O jornalista Erlan Bastos, de apenas 32 anos, morreu na manhã deste sábado (17/1), após quase três semanas de internação. Ele foi vítima de tuberculose peritoneal, uma forma rara de tuberculose, conforme informações da família.
A doença provoca inflamação na membrana que reveste a cavidade abdominal, chamada peritônio. A condição costuma causar dor e inchaço na barriga, acúmulo de líquido, febre baixa, suor e cansaço intenso.
Conforme o Ministério da Saúde, a tuberculose extrapulmonar representa uma parcela menor dos casos registrados no País, mas tende a ter diagnóstico mais tardio justamente por apresentar sintomas menos específicos.
Recém-contratado, Erlan trabalhou durante duas semanas na apresentação do Bora Amapá, e foi internado em 30 de dezembro após apresentar fortes dores no peito e na região abdominal, além de fraqueza intensa e episódios de suor frio durante uma transmissão ao vivo. Ele precisou ser encaminhado ao Hospital de Emergência (HE), onde recebeu cuidados médicos.
Quem era Erlan Bastos
O comunicador nasceu em Manaus, em uma família muito pobre. Mais tarde se mudou para São Paulo, onde chegou a morar na rua. Conseguiu superar as dificuldades e ficou notório pela atuação no jornalismo de entretenimento e bastidores, principalmente após criar A Hora da Venenosa no YouTube.

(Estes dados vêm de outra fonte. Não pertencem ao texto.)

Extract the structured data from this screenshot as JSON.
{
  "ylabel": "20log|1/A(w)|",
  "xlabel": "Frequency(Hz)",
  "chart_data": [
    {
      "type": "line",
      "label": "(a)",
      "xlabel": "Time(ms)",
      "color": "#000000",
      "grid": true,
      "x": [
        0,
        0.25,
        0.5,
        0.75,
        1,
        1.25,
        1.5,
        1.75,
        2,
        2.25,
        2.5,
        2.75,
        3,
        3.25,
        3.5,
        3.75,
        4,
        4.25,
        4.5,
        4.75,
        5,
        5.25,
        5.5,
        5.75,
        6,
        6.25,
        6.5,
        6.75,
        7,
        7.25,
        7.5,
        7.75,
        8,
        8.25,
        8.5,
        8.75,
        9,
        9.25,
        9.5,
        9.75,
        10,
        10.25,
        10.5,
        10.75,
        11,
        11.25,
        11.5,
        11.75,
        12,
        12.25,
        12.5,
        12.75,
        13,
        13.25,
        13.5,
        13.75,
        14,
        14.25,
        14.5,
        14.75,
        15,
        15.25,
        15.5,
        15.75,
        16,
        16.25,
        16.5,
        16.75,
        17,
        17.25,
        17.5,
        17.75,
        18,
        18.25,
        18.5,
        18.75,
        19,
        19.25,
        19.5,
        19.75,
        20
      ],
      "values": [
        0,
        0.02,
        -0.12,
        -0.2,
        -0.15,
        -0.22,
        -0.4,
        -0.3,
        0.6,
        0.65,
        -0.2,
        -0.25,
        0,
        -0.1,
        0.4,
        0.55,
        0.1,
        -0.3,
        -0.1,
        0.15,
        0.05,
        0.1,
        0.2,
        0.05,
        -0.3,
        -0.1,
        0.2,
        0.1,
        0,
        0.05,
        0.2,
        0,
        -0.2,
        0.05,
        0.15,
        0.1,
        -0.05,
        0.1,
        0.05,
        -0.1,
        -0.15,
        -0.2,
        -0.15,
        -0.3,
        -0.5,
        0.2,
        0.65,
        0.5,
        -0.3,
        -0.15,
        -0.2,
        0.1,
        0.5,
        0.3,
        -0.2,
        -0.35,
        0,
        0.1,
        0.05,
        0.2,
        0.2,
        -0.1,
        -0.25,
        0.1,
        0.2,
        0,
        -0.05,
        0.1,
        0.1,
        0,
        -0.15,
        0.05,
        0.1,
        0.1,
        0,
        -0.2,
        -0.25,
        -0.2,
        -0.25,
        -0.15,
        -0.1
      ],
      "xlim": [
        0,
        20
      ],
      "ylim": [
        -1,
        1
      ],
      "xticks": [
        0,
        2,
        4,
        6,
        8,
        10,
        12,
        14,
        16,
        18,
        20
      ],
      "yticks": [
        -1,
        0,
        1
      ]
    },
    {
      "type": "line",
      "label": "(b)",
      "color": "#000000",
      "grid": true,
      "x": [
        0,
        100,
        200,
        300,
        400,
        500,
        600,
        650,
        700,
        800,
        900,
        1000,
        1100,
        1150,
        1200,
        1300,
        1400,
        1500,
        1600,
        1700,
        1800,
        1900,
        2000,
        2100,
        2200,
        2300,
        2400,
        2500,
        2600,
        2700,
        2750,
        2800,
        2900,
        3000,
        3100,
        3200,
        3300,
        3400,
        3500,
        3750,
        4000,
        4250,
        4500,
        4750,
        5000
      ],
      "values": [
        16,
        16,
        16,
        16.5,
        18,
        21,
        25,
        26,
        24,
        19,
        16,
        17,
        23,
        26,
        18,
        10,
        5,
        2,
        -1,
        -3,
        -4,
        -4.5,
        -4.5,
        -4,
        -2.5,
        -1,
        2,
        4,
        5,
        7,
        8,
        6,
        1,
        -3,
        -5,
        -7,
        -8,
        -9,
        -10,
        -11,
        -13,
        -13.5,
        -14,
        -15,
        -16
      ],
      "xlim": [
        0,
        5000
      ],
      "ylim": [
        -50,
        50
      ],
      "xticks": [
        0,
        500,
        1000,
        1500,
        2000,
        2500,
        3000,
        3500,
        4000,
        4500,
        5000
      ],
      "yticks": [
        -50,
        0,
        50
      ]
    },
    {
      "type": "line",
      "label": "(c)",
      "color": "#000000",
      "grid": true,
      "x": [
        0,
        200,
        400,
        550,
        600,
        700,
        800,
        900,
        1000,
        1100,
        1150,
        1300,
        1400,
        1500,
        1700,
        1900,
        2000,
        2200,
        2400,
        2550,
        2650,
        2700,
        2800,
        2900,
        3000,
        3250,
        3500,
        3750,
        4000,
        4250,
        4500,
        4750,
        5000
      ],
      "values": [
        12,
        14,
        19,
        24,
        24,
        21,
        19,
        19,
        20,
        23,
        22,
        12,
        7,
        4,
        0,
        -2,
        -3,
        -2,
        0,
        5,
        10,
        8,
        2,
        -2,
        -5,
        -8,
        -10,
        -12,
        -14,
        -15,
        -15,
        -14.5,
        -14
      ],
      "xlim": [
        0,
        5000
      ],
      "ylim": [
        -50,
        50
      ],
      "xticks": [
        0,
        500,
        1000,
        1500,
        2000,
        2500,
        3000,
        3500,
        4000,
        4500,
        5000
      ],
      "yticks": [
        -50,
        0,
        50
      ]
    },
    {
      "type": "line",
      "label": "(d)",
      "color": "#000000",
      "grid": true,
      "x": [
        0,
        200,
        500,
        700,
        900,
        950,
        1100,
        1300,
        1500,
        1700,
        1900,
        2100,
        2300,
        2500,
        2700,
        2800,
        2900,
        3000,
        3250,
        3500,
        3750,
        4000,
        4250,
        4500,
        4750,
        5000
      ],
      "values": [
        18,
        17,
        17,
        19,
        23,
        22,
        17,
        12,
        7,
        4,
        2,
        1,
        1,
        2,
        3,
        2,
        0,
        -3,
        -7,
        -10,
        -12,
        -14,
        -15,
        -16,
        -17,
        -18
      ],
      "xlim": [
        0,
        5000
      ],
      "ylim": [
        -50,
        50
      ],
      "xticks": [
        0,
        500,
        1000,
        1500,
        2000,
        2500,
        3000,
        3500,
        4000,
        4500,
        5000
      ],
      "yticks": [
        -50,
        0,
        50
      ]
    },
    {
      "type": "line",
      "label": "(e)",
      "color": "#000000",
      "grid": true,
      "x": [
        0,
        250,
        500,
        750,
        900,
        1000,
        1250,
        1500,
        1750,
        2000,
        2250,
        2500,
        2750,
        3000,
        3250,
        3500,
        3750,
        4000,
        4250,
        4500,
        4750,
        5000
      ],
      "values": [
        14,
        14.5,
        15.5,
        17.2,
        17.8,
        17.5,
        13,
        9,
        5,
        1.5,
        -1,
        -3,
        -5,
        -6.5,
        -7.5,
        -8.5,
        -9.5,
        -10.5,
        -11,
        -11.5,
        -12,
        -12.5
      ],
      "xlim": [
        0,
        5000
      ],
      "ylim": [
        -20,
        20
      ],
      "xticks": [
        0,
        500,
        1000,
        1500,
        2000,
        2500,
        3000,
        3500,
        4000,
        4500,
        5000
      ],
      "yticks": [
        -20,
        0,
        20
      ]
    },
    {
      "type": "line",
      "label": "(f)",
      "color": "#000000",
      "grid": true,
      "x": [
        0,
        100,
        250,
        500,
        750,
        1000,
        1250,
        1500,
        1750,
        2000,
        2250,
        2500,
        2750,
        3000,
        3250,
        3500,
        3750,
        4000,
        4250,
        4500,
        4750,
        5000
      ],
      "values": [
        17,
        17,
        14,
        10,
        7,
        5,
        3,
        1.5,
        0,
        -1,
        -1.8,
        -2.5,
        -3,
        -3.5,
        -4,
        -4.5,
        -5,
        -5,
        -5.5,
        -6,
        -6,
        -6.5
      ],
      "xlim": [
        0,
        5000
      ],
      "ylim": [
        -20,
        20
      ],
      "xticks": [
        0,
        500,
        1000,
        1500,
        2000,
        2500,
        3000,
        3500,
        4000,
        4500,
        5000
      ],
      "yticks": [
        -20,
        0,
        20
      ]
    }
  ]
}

Em 2020, foi contratado pela Record para apresentar o Balanço Geral Ceará. Também passou por emissoras como Rede TV! Manaus e TV Cidade.
Atualmente, além da emissora piauiense, mantinha o portal de notícias Em Off.
A notícia chocou os fãs, que se lamentaram pelas redes sociais durante toda a manhã deste sábado. Ainda não informações sobre velório.
Emissora lamenta perda
Em nota, a NC TV Amapá lamentou a morte de Erlan Bastos. Leia abaixo, na íntegra:
“Com imenso pesar, nos despedimos de Erlan Bastos, apresentador do Bora Amapá, que chegou há pouco tempo para integrar nossa equipe, mas deixou uma marca profunda e definitiva no jornalismo do estado.
Em um período tão breve, Erlan conseguiu o que muitos levam anos para construir: mudou os rumos do jornalismo investigativo e crítico no Amapá. Com coragem, compromisso com a verdade e uma postura firme diante dos fatos, ele deu voz a denúncias, provocou reflexões e fortaleceu o papel do jornalismo como instrumento de fiscalização, justiça e cidadania.
Sua presença era intensa, sua fala era direta e seu trabalho, necessário. Erlan não se acomodava. Questionava, investigava e seguia em frente, sempre com o olhar atento às demandas da sociedade amapaense. Sua atuação elevou o debate público e reforçou a importância de um jornalismo independente, responsável e comprometido com o interesse coletivo.
A partida inesperada e precoce deixa um vazio imenso, na redação, nas telas, no jornalismo e em todos que acreditam na força da informação como agente de transformação. Mas seu legado permanece vivo: nas reportagens, nas denúncias reveladas, na coragem que inspirou colegas e na consciência crítica que ajudou a despertar.
Erlan Bastos parte cedo demais, mas deixa uma história que não será esquecida. Nossa solidariedade à família, aos amigos, aos colegas de trabalho e a todo o povo do Amapá.”